Antalya’yı Tanıtma ve Turizm Derneği’nin çalışmaları arasında turist rehberi yetiştirmekte bulunmaktadır. 1958 yılında dernek tarafından Antalya’da rehber kursu açılmış ve bu kurstan 38 kursiyer mezun olmuştur. Dernek, mezun olan bu öğrenciler için bir de gezi tertip etmiştir.
Aynı yıl dernek tarafından İngilizce, Fransızca ve Almanca dil kursları da açılmıştır.
Dernek tarafından davet edilen Erzurum Halk Oyunları ve Türküleri Ekibi de 29 Ekim 1958 tarihinde Antalya Şehir Sineması’nda gösterilerde bulunmuştur.
Kaynak: Ali Rıza Gönüllü Doktora Tezi ” Demokrat Parti Dönemi’nde Antalya (1950-1960)”
Günümüz SİAD’larının ve sözde STK’larının ne oldukları konusunda az çok hepimiz aynı fikirdeyizdir. Ancak bunu dile getiren olmamıştı. Dikkatimi çeken ise Antalya’yı Tanıtma ve Turizm Derneği’nin 50’lerde yaptıkları oldu. Bugün iletişim çağında EXPO’nun bile Antalyalılara tanıtılamadığı bir kentte büyüklerimiz neler yapmışlar. Sayenizde öğrendim. Bu siteye emeği geçen herkesi tebrik ederim
Sayın FullAntalya,
Antalya’nın, belki de bütün Türkiye’nin bir gerçeğine parmak basmışsınız. Benim de gözlemledğm gibi Antalya’daki birçok STK’larda üye olanları brkaç yıl geçmeden çeşitli partilerin kadrolarında ya Belediye Meclis Üyesi, ya da herhangi bir koltukta danışman olarak görmek mümkün.
Sizlerin de örnek olarak verdiği Antalya’yı Tanıtma ve Turizm Derneği örneğinde olduğu gibi, o yıllarda insanlar bir koltuk için değil, kentine hizmet için çalışıyorlardı. Ben ve diğer yabancı dil bilen okul arkadaşlarımızın hemen hemen tamamı bu derneğin (yaşımız 18’denküçük olduğu için) fahri üyesiydik. 18 Yaşına gelince de asil üyeliğe geçtik. Bayram tatillerinde, Antalya Festivali günlerinde kentimize gelen ve Turizm Derneği’ne baş vuran yerli veya yabancı turistleri ortaokul ve Lise öğrencileri olarak ev pansiyonlarına Antalya valiliği’nin tahsis ettiği araçlarla biz dağıtırdık.

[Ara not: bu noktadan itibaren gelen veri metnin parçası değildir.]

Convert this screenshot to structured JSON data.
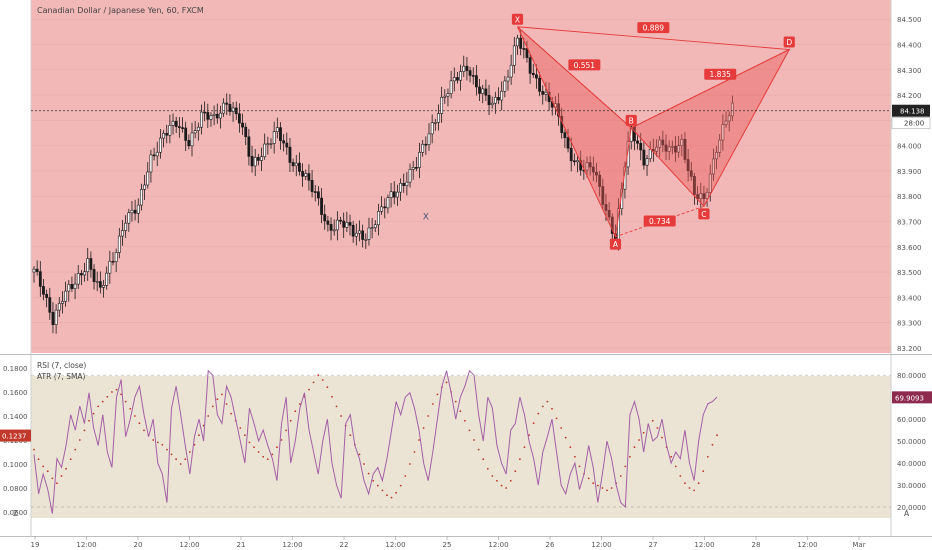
{
  "header": {
    "symbol_title": "Canadian Dollar / Japanese Yen, 60, FXCM"
  },
  "indicators": {
    "rsi_label": "RSI (7, close)",
    "atr_label": "ATR (7, SMA)"
  },
  "corner_labels": {
    "left_bottom": "Z",
    "right_bottom": "A"
  },
  "colors": {
    "price_bg": "#f2b8b8",
    "indicator_bg": "#ebe4d4",
    "candle": "#1a1a1a",
    "pattern_line": "#e63b3b",
    "pattern_fill": "#e85a5a",
    "rsi_line": "#a35fa6",
    "atr_dots": "#c0392b",
    "price_badge": "#222222",
    "rsi_badge": "#8e2a4e",
    "atr_badge": "#c0392b"
  },
  "chart_data": [
    {
      "type": "candlestick",
      "title": "Canadian Dollar / Japanese Yen, 60, FXCM",
      "ylim": [
        83.18,
        84.56
      ],
      "y_ticks": [
        "84.500",
        "84.400",
        "84.300",
        "84.200",
        "84.100",
        "84.000",
        "83.900",
        "83.800",
        "83.700",
        "83.600",
        "83.500",
        "83.400",
        "83.300",
        "83.200"
      ],
      "x_ticks": [
        "19",
        "12:00",
        "20",
        "12:00",
        "21",
        "12:00",
        "22",
        "12:00",
        "25",
        "12:00",
        "26",
        "12:00",
        "27",
        "12:00",
        "28",
        "12:00",
        "Mar"
      ],
      "current_price": "84.138",
      "countdown": "28:00",
      "close_path": [
        [
          0,
          83.5
        ],
        [
          3,
          83.42
        ],
        [
          6,
          83.32
        ],
        [
          9,
          83.4
        ],
        [
          13,
          83.45
        ],
        [
          17,
          83.55
        ],
        [
          21,
          83.42
        ],
        [
          25,
          83.55
        ],
        [
          29,
          83.72
        ],
        [
          33,
          83.75
        ],
        [
          37,
          83.95
        ],
        [
          41,
          84.05
        ],
        [
          45,
          84.08
        ],
        [
          49,
          84.02
        ],
        [
          53,
          84.12
        ],
        [
          57,
          84.1
        ],
        [
          61,
          84.18
        ],
        [
          65,
          84.1
        ],
        [
          69,
          83.92
        ],
        [
          73,
          84.0
        ],
        [
          77,
          84.05
        ],
        [
          81,
          83.95
        ],
        [
          85,
          83.9
        ],
        [
          89,
          83.8
        ],
        [
          93,
          83.68
        ],
        [
          97,
          83.7
        ],
        [
          101,
          83.65
        ],
        [
          105,
          83.65
        ],
        [
          109,
          83.72
        ],
        [
          113,
          83.8
        ],
        [
          117,
          83.86
        ],
        [
          121,
          83.92
        ],
        [
          125,
          84.05
        ],
        [
          129,
          84.18
        ],
        [
          133,
          84.25
        ],
        [
          137,
          84.32
        ],
        [
          141,
          84.22
        ],
        [
          145,
          84.15
        ],
        [
          149,
          84.25
        ],
        [
          153,
          84.42
        ],
        [
          157,
          84.3
        ],
        [
          161,
          84.22
        ],
        [
          165,
          84.14
        ],
        [
          169,
          83.98
        ],
        [
          173,
          83.92
        ],
        [
          177,
          83.9
        ],
        [
          181,
          83.75
        ],
        [
          184,
          83.64
        ],
        [
          187,
          83.92
        ],
        [
          189,
          84.06
        ],
        [
          193,
          83.95
        ],
        [
          197,
          84.0
        ],
        [
          201,
          83.98
        ],
        [
          205,
          84.02
        ],
        [
          209,
          83.8
        ],
        [
          212,
          83.78
        ],
        [
          216,
          84.0
        ],
        [
          219,
          84.1
        ],
        [
          221,
          84.14
        ]
      ],
      "harmonic_pattern": {
        "points": [
          {
            "label": "X",
            "index": 153,
            "price": 84.47
          },
          {
            "label": "A",
            "index": 184,
            "price": 83.64
          },
          {
            "label": "B",
            "index": 189,
            "price": 84.07
          },
          {
            "label": "C",
            "index": 212,
            "price": 83.76
          },
          {
            "label": "D",
            "index": 239,
            "price": 84.38
          }
        ],
        "ratios": [
          {
            "label": "0.551",
            "between": "XB"
          },
          {
            "label": "0.734",
            "between": "AC"
          },
          {
            "label": "1.835",
            "between": "BD"
          },
          {
            "label": "0.889",
            "between": "XD"
          }
        ],
        "extra_marker": {
          "label": "X",
          "index": 124,
          "price": 83.72
        }
      }
    },
    {
      "type": "line",
      "title": "RSI (7, close)",
      "ylim": [
        15,
        86
      ],
      "right_ticks": [
        "80.0000",
        "70.0000",
        "60.0000",
        "50.0000",
        "40.0000",
        "30.0000",
        "20.0000"
      ],
      "levels": [
        80,
        20
      ],
      "current_value": "69.9093",
      "series": [
        {
          "name": "RSI (7, close)",
          "values": [
            44,
            26,
            35,
            28,
            17,
            42,
            38,
            48,
            62,
            55,
            66,
            58,
            72,
            56,
            48,
            62,
            45,
            38,
            70,
            78,
            52,
            60,
            70,
            75,
            62,
            52,
            60,
            40,
            35,
            22,
            65,
            75,
            62,
            48,
            35,
            52,
            60,
            50,
            82,
            80,
            62,
            58,
            75,
            70,
            60,
            50,
            40,
            65,
            58,
            50,
            55,
            48,
            42,
            32,
            58,
            70,
            40,
            50,
            65,
            72,
            55,
            45,
            35,
            50,
            60,
            40,
            30,
            24,
            58,
            62,
            48,
            42,
            32,
            26,
            35,
            38,
            32,
            42,
            55,
            68,
            62,
            70,
            72,
            65,
            55,
            40,
            32,
            45,
            60,
            75,
            82,
            72,
            60,
            70,
            75,
            82,
            80,
            62,
            50,
            70,
            65,
            48,
            40,
            35,
            55,
            58,
            70,
            62,
            50,
            42,
            30,
            45,
            52,
            60,
            45,
            30,
            26,
            35,
            40,
            28,
            35,
            48,
            38,
            22,
            35,
            50,
            42,
            30,
            22,
            20,
            62,
            68,
            60,
            45,
            58,
            50,
            52,
            60,
            48,
            40,
            45,
            42,
            55,
            40,
            32,
            50,
            62,
            67,
            68,
            70
          ]
        }
      ]
    },
    {
      "type": "scatter",
      "title": "ATR (7, SMA)",
      "ylim": [
        0.055,
        0.185
      ],
      "left_ticks": [
        "0.1800",
        "0.1600",
        "0.1400",
        "0.1200",
        "0.1000",
        "0.0800",
        "0.0600"
      ],
      "current_value": "0.1237",
      "series": [
        {
          "name": "ATR (7, SMA)",
          "values": [
            0.112,
            0.104,
            0.098,
            0.094,
            0.088,
            0.084,
            0.09,
            0.096,
            0.104,
            0.112,
            0.12,
            0.128,
            0.136,
            0.142,
            0.148,
            0.152,
            0.156,
            0.16,
            0.162,
            0.158,
            0.152,
            0.146,
            0.14,
            0.134,
            0.128,
            0.124,
            0.12,
            0.118,
            0.116,
            0.112,
            0.108,
            0.104,
            0.1,
            0.104,
            0.11,
            0.116,
            0.124,
            0.132,
            0.14,
            0.148,
            0.154,
            0.158,
            0.15,
            0.142,
            0.136,
            0.13,
            0.124,
            0.118,
            0.114,
            0.11,
            0.106,
            0.104,
            0.108,
            0.114,
            0.12,
            0.128,
            0.136,
            0.144,
            0.15,
            0.156,
            0.162,
            0.168,
            0.174,
            0.17,
            0.164,
            0.156,
            0.148,
            0.14,
            0.132,
            0.124,
            0.116,
            0.108,
            0.1,
            0.092,
            0.086,
            0.082,
            0.078,
            0.074,
            0.072,
            0.076,
            0.082,
            0.09,
            0.1,
            0.11,
            0.12,
            0.13,
            0.14,
            0.15,
            0.158,
            0.164,
            0.168,
            0.16,
            0.152,
            0.144,
            0.136,
            0.128,
            0.12,
            0.112,
            0.104,
            0.096,
            0.09,
            0.086,
            0.082,
            0.08,
            0.086,
            0.094,
            0.104,
            0.114,
            0.124,
            0.134,
            0.142,
            0.148,
            0.152,
            0.146,
            0.138,
            0.13,
            0.122,
            0.114,
            0.106,
            0.098,
            0.092,
            0.088,
            0.084,
            0.082,
            0.08,
            0.078,
            0.08,
            0.084,
            0.09,
            0.098,
            0.106,
            0.114,
            0.12,
            0.126,
            0.132,
            0.136,
            0.13,
            0.122,
            0.114,
            0.106,
            0.098,
            0.09,
            0.084,
            0.08,
            0.078,
            0.084,
            0.094,
            0.106,
            0.116,
            0.124
          ]
        }
      ]
    }
  ]
}
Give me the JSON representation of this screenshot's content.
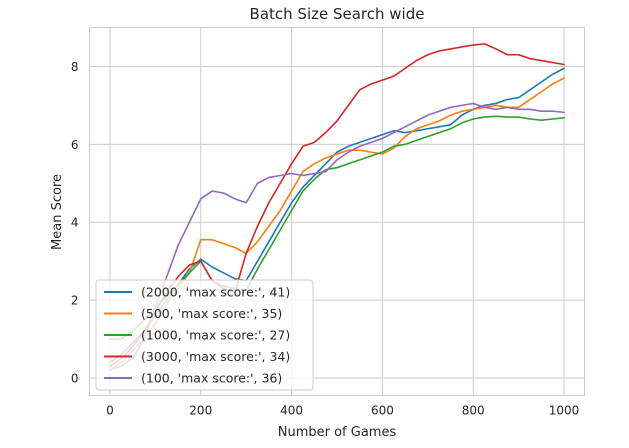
{
  "chart_data": {
    "type": "line",
    "title": "Batch Size Search wide",
    "xlabel": "Number of Games",
    "ylabel": "Mean Score",
    "xlim": [
      -45,
      1045
    ],
    "ylim": [
      -0.45,
      9.0
    ],
    "xticks": [
      0,
      200,
      400,
      600,
      800,
      1000
    ],
    "yticks": [
      0,
      2,
      4,
      6,
      8
    ],
    "xtick_labels": [
      "0",
      "200",
      "400",
      "600",
      "800",
      "1000"
    ],
    "ytick_labels": [
      "0",
      "2",
      "4",
      "6",
      "8"
    ],
    "grid": true,
    "legend_position": "lower-left",
    "series": [
      {
        "name": "(2000, 'max score:', 41)",
        "color": "#1f77b4",
        "x": [
          0,
          25,
          50,
          75,
          100,
          125,
          150,
          175,
          200,
          225,
          250,
          275,
          300,
          325,
          350,
          375,
          400,
          425,
          450,
          475,
          500,
          525,
          550,
          575,
          600,
          625,
          650,
          675,
          700,
          725,
          750,
          775,
          800,
          825,
          850,
          875,
          900,
          925,
          950,
          975,
          1000
        ],
        "y": [
          0.4,
          0.6,
          0.9,
          1.2,
          1.6,
          2.0,
          2.4,
          2.8,
          3.05,
          2.85,
          2.7,
          2.55,
          2.5,
          3.0,
          3.5,
          4.0,
          4.5,
          4.9,
          5.2,
          5.5,
          5.8,
          5.95,
          6.05,
          6.15,
          6.25,
          6.35,
          6.3,
          6.35,
          6.4,
          6.45,
          6.5,
          6.75,
          6.9,
          7.0,
          7.05,
          7.15,
          7.2,
          7.4,
          7.6,
          7.8,
          7.95
        ]
      },
      {
        "name": "(500, 'max score:', 35)",
        "color": "#ff7f0e",
        "x": [
          0,
          25,
          50,
          75,
          100,
          125,
          150,
          175,
          200,
          225,
          250,
          275,
          300,
          325,
          350,
          375,
          400,
          425,
          450,
          475,
          500,
          525,
          550,
          575,
          600,
          625,
          650,
          675,
          700,
          725,
          750,
          775,
          800,
          825,
          850,
          875,
          900,
          925,
          950,
          975,
          1000
        ],
        "y": [
          0.2,
          0.4,
          0.7,
          1.0,
          1.4,
          1.9,
          2.3,
          2.7,
          3.55,
          3.55,
          3.45,
          3.35,
          3.2,
          3.5,
          3.9,
          4.3,
          4.8,
          5.3,
          5.5,
          5.65,
          5.75,
          5.85,
          5.85,
          5.8,
          5.75,
          5.9,
          6.2,
          6.4,
          6.5,
          6.6,
          6.75,
          6.85,
          6.9,
          6.95,
          7.0,
          6.95,
          6.95,
          7.15,
          7.35,
          7.55,
          7.7
        ]
      },
      {
        "name": "(1000, 'max score:', 27)",
        "color": "#2ca02c",
        "x": [
          0,
          25,
          50,
          75,
          100,
          125,
          150,
          175,
          200,
          225,
          250,
          275,
          300,
          325,
          350,
          375,
          400,
          425,
          450,
          475,
          500,
          525,
          550,
          575,
          600,
          625,
          650,
          675,
          700,
          725,
          750,
          775,
          800,
          825,
          850,
          875,
          900,
          925,
          950,
          975,
          1000
        ],
        "y": [
          1.0,
          1.0,
          1.2,
          1.5,
          1.8,
          2.1,
          2.4,
          2.7,
          3.0,
          2.5,
          2.35,
          2.3,
          2.25,
          2.8,
          3.3,
          3.8,
          4.3,
          4.8,
          5.1,
          5.35,
          5.4,
          5.5,
          5.6,
          5.7,
          5.8,
          5.95,
          6.0,
          6.1,
          6.2,
          6.3,
          6.4,
          6.55,
          6.65,
          6.7,
          6.72,
          6.7,
          6.7,
          6.65,
          6.62,
          6.65,
          6.68
        ]
      },
      {
        "name": "(3000, 'max score:', 34)",
        "color": "#d62728",
        "x": [
          0,
          25,
          50,
          75,
          100,
          125,
          150,
          175,
          200,
          225,
          250,
          275,
          300,
          325,
          350,
          375,
          400,
          425,
          450,
          475,
          500,
          525,
          550,
          575,
          600,
          625,
          650,
          675,
          700,
          725,
          750,
          775,
          800,
          825,
          850,
          875,
          900,
          925,
          950,
          975,
          1000
        ],
        "y": [
          0.3,
          0.5,
          0.8,
          1.2,
          1.7,
          2.2,
          2.6,
          2.9,
          3.0,
          2.5,
          2.3,
          2.2,
          3.2,
          3.9,
          4.5,
          5.0,
          5.5,
          5.95,
          6.05,
          6.3,
          6.6,
          7.0,
          7.4,
          7.55,
          7.65,
          7.75,
          7.95,
          8.15,
          8.3,
          8.4,
          8.45,
          8.5,
          8.55,
          8.58,
          8.45,
          8.3,
          8.3,
          8.2,
          8.15,
          8.1,
          8.05
        ]
      },
      {
        "name": "(100, 'max score:', 36)",
        "color": "#9467bd",
        "x": [
          0,
          25,
          50,
          75,
          100,
          125,
          150,
          175,
          200,
          225,
          250,
          275,
          300,
          325,
          350,
          375,
          400,
          425,
          450,
          475,
          500,
          525,
          550,
          575,
          600,
          625,
          650,
          675,
          700,
          725,
          750,
          775,
          800,
          825,
          850,
          875,
          900,
          925,
          950,
          975,
          1000
        ],
        "y": [
          0.2,
          0.3,
          0.5,
          1.0,
          1.8,
          2.6,
          3.4,
          4.0,
          4.6,
          4.8,
          4.75,
          4.6,
          4.5,
          5.0,
          5.15,
          5.2,
          5.25,
          5.2,
          5.25,
          5.3,
          5.6,
          5.8,
          5.95,
          6.05,
          6.15,
          6.3,
          6.45,
          6.6,
          6.75,
          6.85,
          6.95,
          7.0,
          7.05,
          6.95,
          6.9,
          6.95,
          6.9,
          6.9,
          6.85,
          6.85,
          6.82
        ]
      }
    ]
  }
}
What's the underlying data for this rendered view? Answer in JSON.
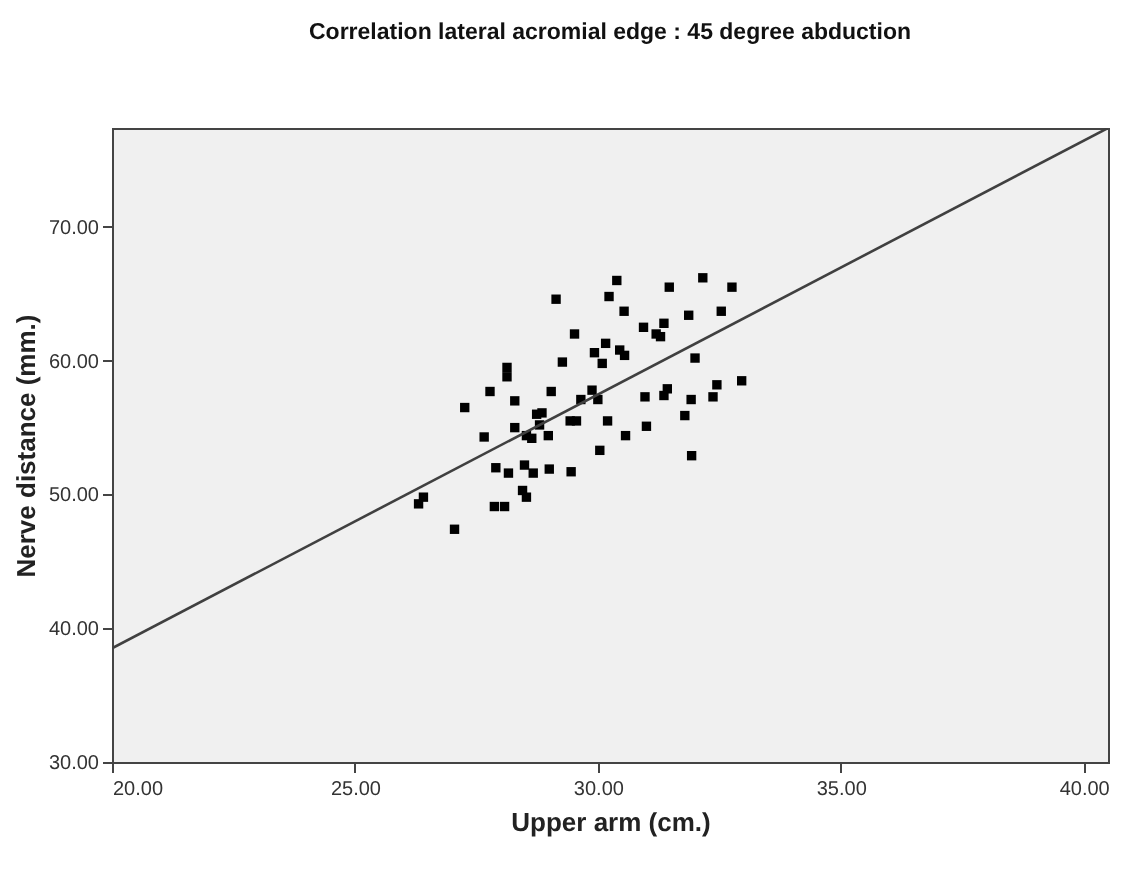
{
  "chart_data": {
    "type": "scatter",
    "title": "Correlation lateral acromial edge : 45 degree abduction",
    "xlabel": "Upper arm (cm.)",
    "ylabel": "Nerve distance (mm.)",
    "xlim": [
      20,
      40.5
    ],
    "ylim": [
      30,
      77.4
    ],
    "xticks": [
      {
        "value": 20,
        "label": "20.00"
      },
      {
        "value": 25,
        "label": "25.00"
      },
      {
        "value": 30,
        "label": "30.00"
      },
      {
        "value": 35,
        "label": "35.00"
      },
      {
        "value": 40,
        "label": "40.00"
      }
    ],
    "yticks": [
      {
        "value": 30,
        "label": "30.00"
      },
      {
        "value": 40,
        "label": "40.00"
      },
      {
        "value": 50,
        "label": "50.00"
      },
      {
        "value": 60,
        "label": "60.00"
      },
      {
        "value": 70,
        "label": "70.00"
      }
    ],
    "grid": false,
    "series": [
      {
        "marker": "square",
        "color": "#000000",
        "x": [
          26.31,
          26.41,
          27.05,
          27.26,
          27.66,
          27.78,
          27.9,
          27.87,
          28.08,
          28.13,
          28.13,
          28.16,
          28.29,
          28.29,
          28.49,
          28.45,
          28.53,
          28.53,
          28.64,
          28.67,
          28.74,
          28.8,
          28.85,
          28.98,
          29.0,
          29.04,
          29.14,
          29.27,
          29.43,
          29.45,
          29.56,
          29.52,
          29.65,
          29.88,
          29.93,
          30.0,
          30.04,
          30.09,
          30.16,
          30.2,
          30.23,
          30.39,
          30.45,
          30.55,
          30.54,
          30.57,
          30.94,
          30.97,
          31.0,
          31.2,
          31.29,
          31.36,
          31.36,
          31.43,
          31.47,
          31.79,
          31.87,
          31.92,
          31.93,
          32.0,
          32.16,
          32.37,
          32.45,
          32.54,
          32.76,
          32.96
        ],
        "values": [
          49.3,
          49.8,
          47.4,
          56.5,
          54.3,
          57.7,
          52.0,
          49.1,
          49.1,
          59.5,
          58.8,
          51.6,
          57.0,
          55.0,
          52.2,
          50.3,
          49.8,
          54.4,
          54.2,
          51.6,
          56.0,
          55.2,
          56.1,
          54.4,
          51.9,
          57.7,
          64.6,
          59.9,
          55.5,
          51.7,
          55.5,
          62.0,
          57.1,
          57.8,
          60.6,
          57.1,
          53.3,
          59.8,
          61.3,
          55.5,
          64.8,
          66.0,
          60.8,
          60.4,
          63.7,
          54.4,
          62.5,
          57.3,
          55.1,
          62.0,
          61.8,
          62.8,
          57.4,
          57.9,
          65.5,
          55.9,
          63.4,
          57.1,
          52.9,
          60.2,
          66.2,
          57.3,
          58.2,
          63.7,
          65.5,
          58.5
        ]
      },
      {
        "type": "line",
        "color": "#404040",
        "line_style": "solid",
        "x": [
          20,
          40.5
        ],
        "values": [
          38.5,
          77.4
        ]
      }
    ]
  }
}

Bu yıl 50. yılını geride bırktığımız Antalya Altın Portakal Film Festivali’ni, bir “ANTALYA BELKIS TİYATRO VE MÜZİK FESTİVALİ” adı ile sizin de yazdığınız gibi yine bu dernek 1953 yılında başlatmıştır.Antalya’nın okulları, Valisi, Belediye Başkanı, kentin ileri gelenleri, halkı, esnafı ile bütün Antalya bu derneğe sahip çıkmıştı.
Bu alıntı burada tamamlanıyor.